Super Nanny sets things right

Friday, 9 p.m. (ABC)
    “Super” is not an exaggeration for British nanny Jo Frost. The woman can heal any rift, as she proves in this week’s episode. Jo arrives at the woeful Manley home, where Mom and Dad hate each other and the two kids are monsters. She immediately perceives that civilizing the parents is job one. She gets them to talk about their feelings and declare a truce for the children’s sake. Then she teaches them gentle-but-firm disciplinary techniques, and voilà: The monsters turn back into kids again.{mosimage}
    Has anybody considered sending Supernanny to the Middle East to work with the Shia and Sunni?

Sunday, 8 p.m. (Showtime)
    Missing The Sopranos, I decided to give Showtime’s mobster drama another try. Brotherhood is about two Irish-American siblings mixed up in dirty business in Providence, R.I. The new season has everything     The Sopranos had: corruption, violence, cusswords, regional accents, local color, gritty scripts, impressive acting. Everything, that is, except the magic.

Sunday, 9 p.m. (PBS)
    “God on Trial” is set in a Nazi concentration camp barracks, where inmates stage a mock trial to determine God’s guilt or innocence in the Holocaust. You can easily imagine the potential problems with this conceit, and “God on Trial” doesn’t avoid a single one. It’s less a drama than a pat theological debate, with barely characterized believers and skeptics offering their arguments in turn. The concentration camp setting doesn’t make the debate seem more powerful and important; it just makes the producers seem more tawdry. They use the Holocaust to add urgency to their cornball philosophizing.

Sunday, 10:30 p.m. (HBO)
    HBO has been accused of losing its comic touch, and this new series provides more evidence. Summer Heights High is a mock documentary about a British high school in which creator Chris Lilley plays three roles: a stupid rich girl, a stupid delinquent and a stupid drama teacher who seems unaware of how untalented (and how gay) he is.
    Does HBO think we’ve never seen a Christopher Guest film? Lilley takes exactly the same approach to self-important pinheads, minus the laughs. I must immediately rent Waiting for Guffman to cleanse my palate.

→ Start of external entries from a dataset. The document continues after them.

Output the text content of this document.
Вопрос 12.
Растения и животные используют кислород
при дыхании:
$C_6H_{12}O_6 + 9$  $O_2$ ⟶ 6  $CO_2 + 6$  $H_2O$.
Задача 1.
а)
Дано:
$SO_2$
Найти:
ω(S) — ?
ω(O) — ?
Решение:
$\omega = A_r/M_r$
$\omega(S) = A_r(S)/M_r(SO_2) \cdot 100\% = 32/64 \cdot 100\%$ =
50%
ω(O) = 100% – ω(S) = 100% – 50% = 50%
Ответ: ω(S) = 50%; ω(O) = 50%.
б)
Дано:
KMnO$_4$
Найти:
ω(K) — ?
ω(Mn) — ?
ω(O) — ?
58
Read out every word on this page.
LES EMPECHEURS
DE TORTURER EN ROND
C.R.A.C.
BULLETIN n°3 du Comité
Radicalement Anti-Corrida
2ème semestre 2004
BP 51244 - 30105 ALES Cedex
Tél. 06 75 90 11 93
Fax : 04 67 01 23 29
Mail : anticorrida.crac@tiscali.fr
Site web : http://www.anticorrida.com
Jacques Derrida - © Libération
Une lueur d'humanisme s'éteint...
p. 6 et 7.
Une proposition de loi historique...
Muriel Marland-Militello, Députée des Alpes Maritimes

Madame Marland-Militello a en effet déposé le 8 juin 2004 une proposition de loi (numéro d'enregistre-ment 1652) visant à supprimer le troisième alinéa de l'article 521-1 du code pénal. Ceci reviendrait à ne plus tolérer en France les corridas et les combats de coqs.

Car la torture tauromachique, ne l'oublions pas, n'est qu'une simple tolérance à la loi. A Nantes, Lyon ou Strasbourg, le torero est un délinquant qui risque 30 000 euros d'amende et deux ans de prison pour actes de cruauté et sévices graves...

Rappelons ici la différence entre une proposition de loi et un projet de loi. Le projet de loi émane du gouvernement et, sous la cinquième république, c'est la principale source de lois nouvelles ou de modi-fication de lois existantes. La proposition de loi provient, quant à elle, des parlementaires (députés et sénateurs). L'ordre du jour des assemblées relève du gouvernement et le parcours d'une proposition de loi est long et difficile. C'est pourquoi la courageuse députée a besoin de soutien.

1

ROOKIES                                                                                                                                                    Tuesday, 10 p.m. (A&E)
    This reality series follows newly graduated cadets from the police academy. We ride with them and their field training officers as they hit the mean streets for the first time.
    A cadet named Mark is not happy to be paired with a female officer. “No man wants to take orders from a female,” he says. “We’re the man — we’re supposed to be giving orders.”
    Mark blows a routine traffic stop, practically fainting from fright as he approaches a car on a quiet suburban street. He neglects to collect phone numbers at an accident scene, mistakes an ID card for a driver’s license, forgets to use his police radio during a crisis, and lets a domestic-disturbance call slide into chaos.
    If this is what happens with men in charge, then please, God, let women give the orders.